Près de 800 amendements au projet de loi de finances 2026 proposent des pertes de recettes compensées par « la création d’une taxe additionnelle à l’accise sur les tabacs ». Un « gage » qui en réalité n'est pas suivi d'une variation de la fiscalité, explique le maître de conférences en droit public Benjamin Morel.
L'accise sur les tabacs a bon dos pour justifier les pertes de recettes proposées dans le budget 2026. Sur les 5371 amendements proposés à date ce jeudi 6 novembre lors de l'examen du projet de loi de finances (PLF), pas moins de 764 compensent les dépenses qu'ils entraînent par une taxe supplémentaire sur cette accise, a-t-on pu constater.
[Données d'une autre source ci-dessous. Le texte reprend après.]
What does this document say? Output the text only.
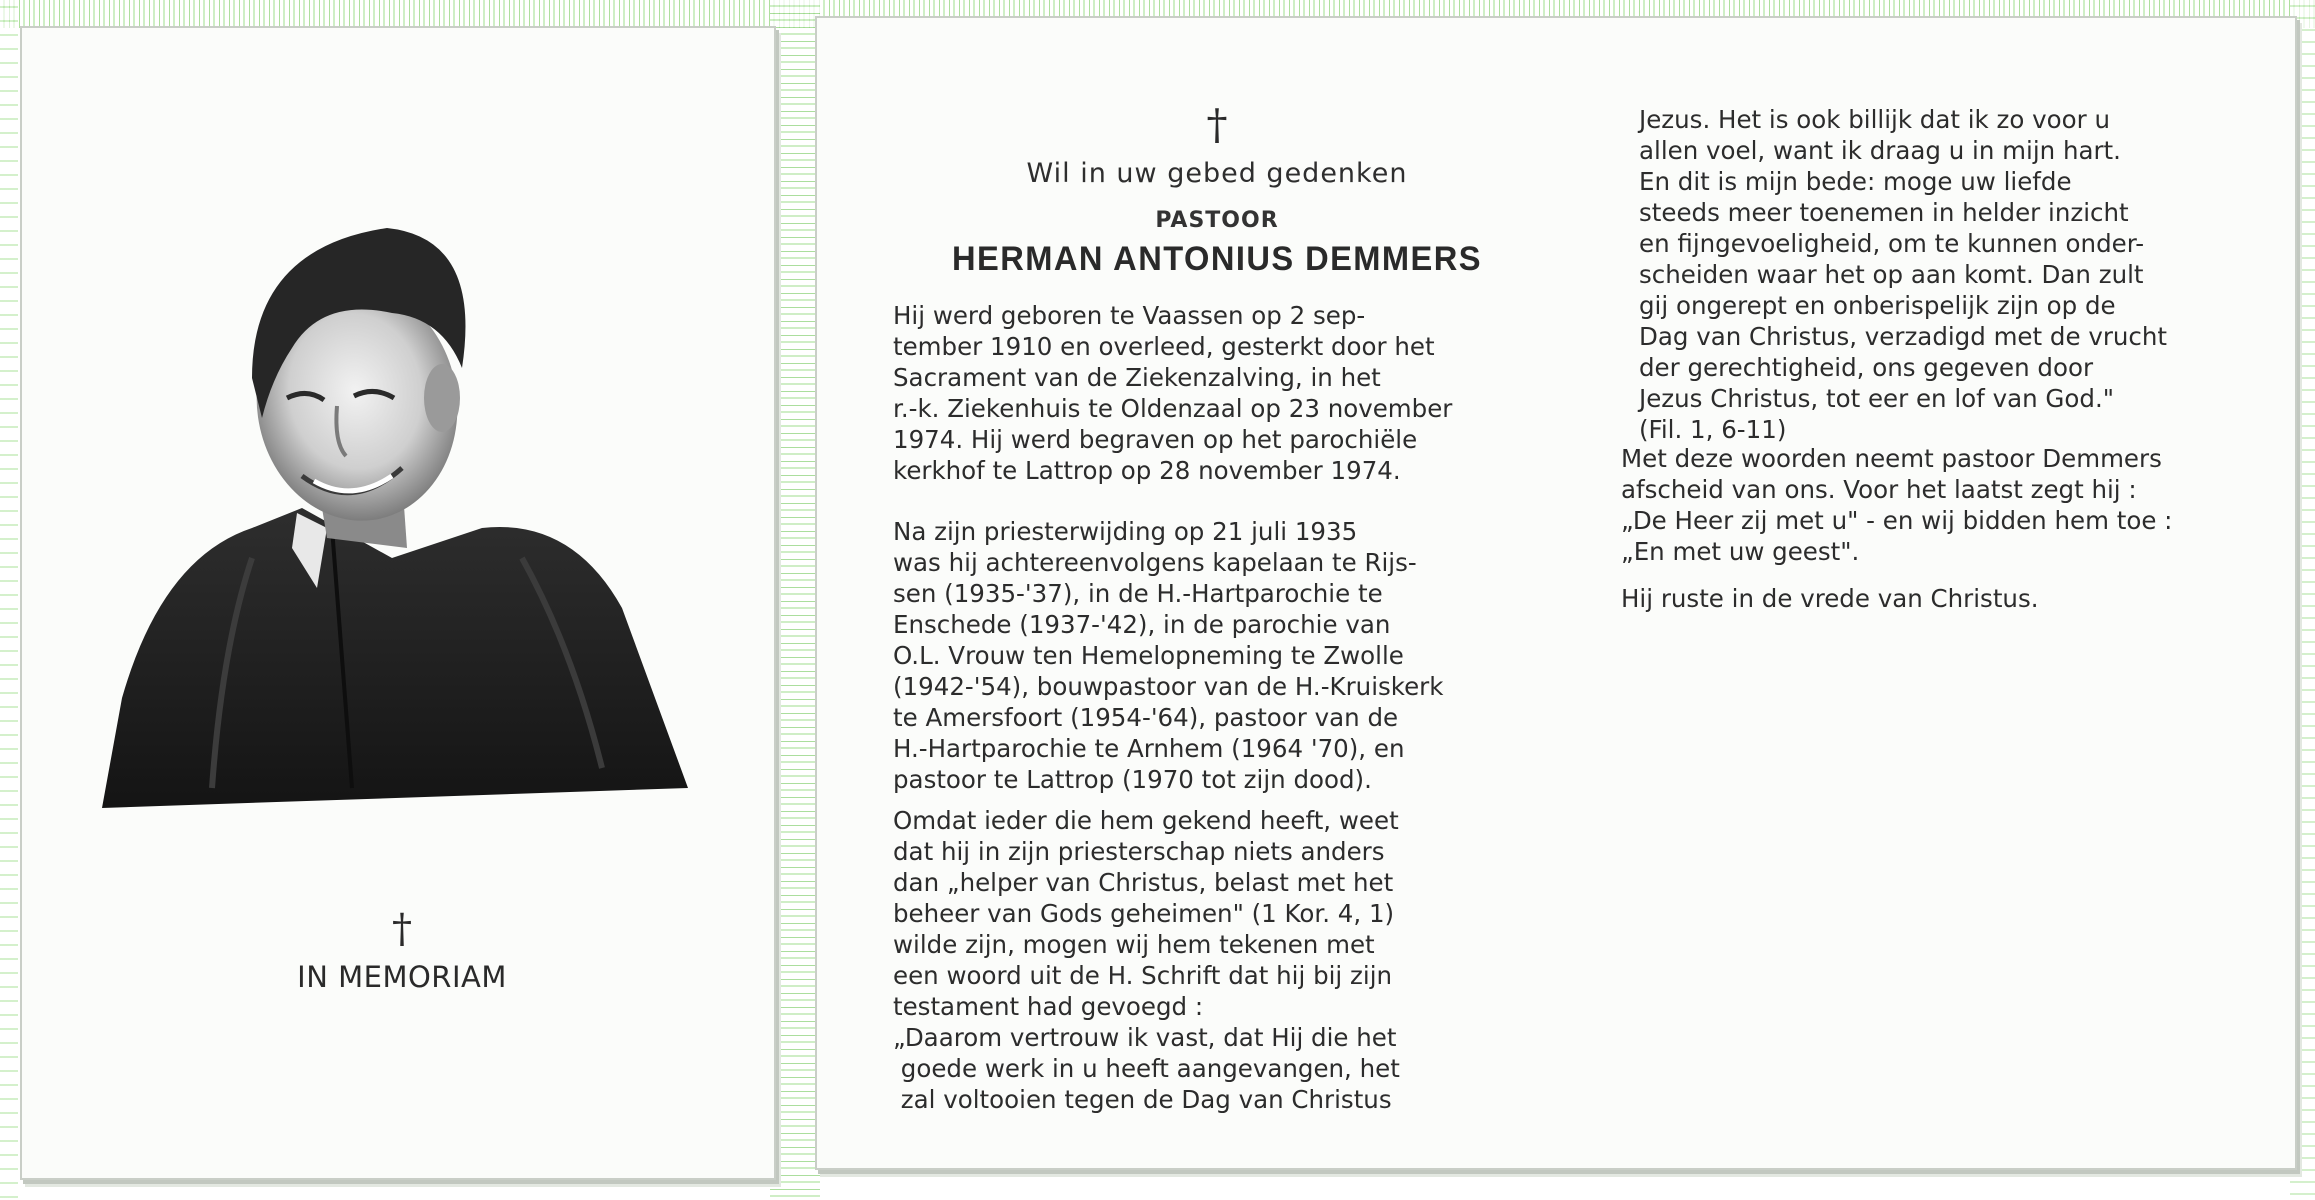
†
IN MEMORIAM
†
Wil in uw gebed gedenken
PASTOOR
HERMAN ANTONIUS DEMMERS

Hij werd geboren te Vaassen op 2 sep-

tember 1910 en overleed, gesterkt door het

Sacrament van de Ziekenzalving, in het

r.-k. Ziekenhuis te Oldenzaal op 23 november

1974. Hij werd begraven op het parochiële

kerkhof te Lattrop op 28 november 1974.

Na zijn priesterwijding op 21 juli 1935

was hij achtereenvolgens kapelaan te Rijs-

sen (1935-'37), in de H.-Hartparochie te

Enschede (1937-'42), in de parochie van

O.L. Vrouw ten Hemelopneming te Zwolle

(1942-'54), bouwpastoor van de H.-Kruiskerk

te Amersfoort (1954-'64), pastoor van de

H.-Hartparochie te Arnhem (1964 '70), en

pastoor te Lattrop (1970 tot zijn dood).

Omdat ieder die hem gekend heeft, weet

dat hij in zijn priesterschap niets anders

dan „helper van Christus, belast met het

beheer van Gods geheimen" (1 Kor. 4, 1)

wilde zijn, mogen wij hem tekenen met

een woord uit de H. Schrift dat hij bij zijn

testament had gevoegd :

„Daarom vertrouw ik vast, dat Hij die het

goede werk in u heeft aangevangen, het

zal voltooien tegen de Dag van Christus

Jezus. Het is ook billijk dat ik zo voor u

allen voel, want ik draag u in mijn hart.

En dit is mijn bede: moge uw liefde

steeds meer toenemen in helder inzicht

en fijngevoeligheid, om te kunnen onder-

scheiden waar het op aan komt. Dan zult

gij ongerept en onberispelijk zijn op de

Dag van Christus, verzadigd met de vrucht

der gerechtigheid, ons gegeven door

Jezus Christus, tot eer en lof van God."

(Fil. 1, 6-11)

Met deze woorden neemt pastoor Demmers

afscheid van ons. Voor het laatst zegt hij :

„De Heer zij met u" - en wij bidden hem toe :

„En met uw geest".

Hij ruste in de vrede van Christus.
Quel que soit le groupe politique à l'origine de l'amendement, la formule est toujours la même : « La perte de recettes pour l’État est compensée à due concurrence par la création d’une taxe additionnelle à l’accise sur les tabacs prévue au chapitre IV du titre Ier du livre III du code des impositions sur les biens et services ».
Et pour cause, l'article 40 de la Constitution du 4 octobre 1958 dispose que « les propositions et amendements formulés par les membres du Parlement ne sont pas recevables lorsque leur adoption aurait pour conséquence soit une diminution des ressources publiques, soit la création ou l'aggravation d'une charge publique ».
Un « gage » pour l'équilibre des finances publiques...
Le problème est que « si l'on a une interprétation rigide de la chose, on ne peut plus rien proposer », déclare Benjamin Morel, maître de conférences en droit public à l’Université Paris II Panthéon Assas. « L'article 40 dans toute sa rigueur, dans toute sa dureté, est un article extrêmement freinant du point de vue de l'initiative parlementaire », affirme le constitutionnaliste.
C'est pourquoi, « pour éviter ça, il y a deux ménagements », indique-t-il. D'abord, « une jurisprudence du Conseil constitutionnel relativement souple qui considère que quand les coûts sont modiques et sont uniquement des coûts organisationnels », la proposition de loi ou d'amendement « ne tombe pas sous le coup de l'article 40 ».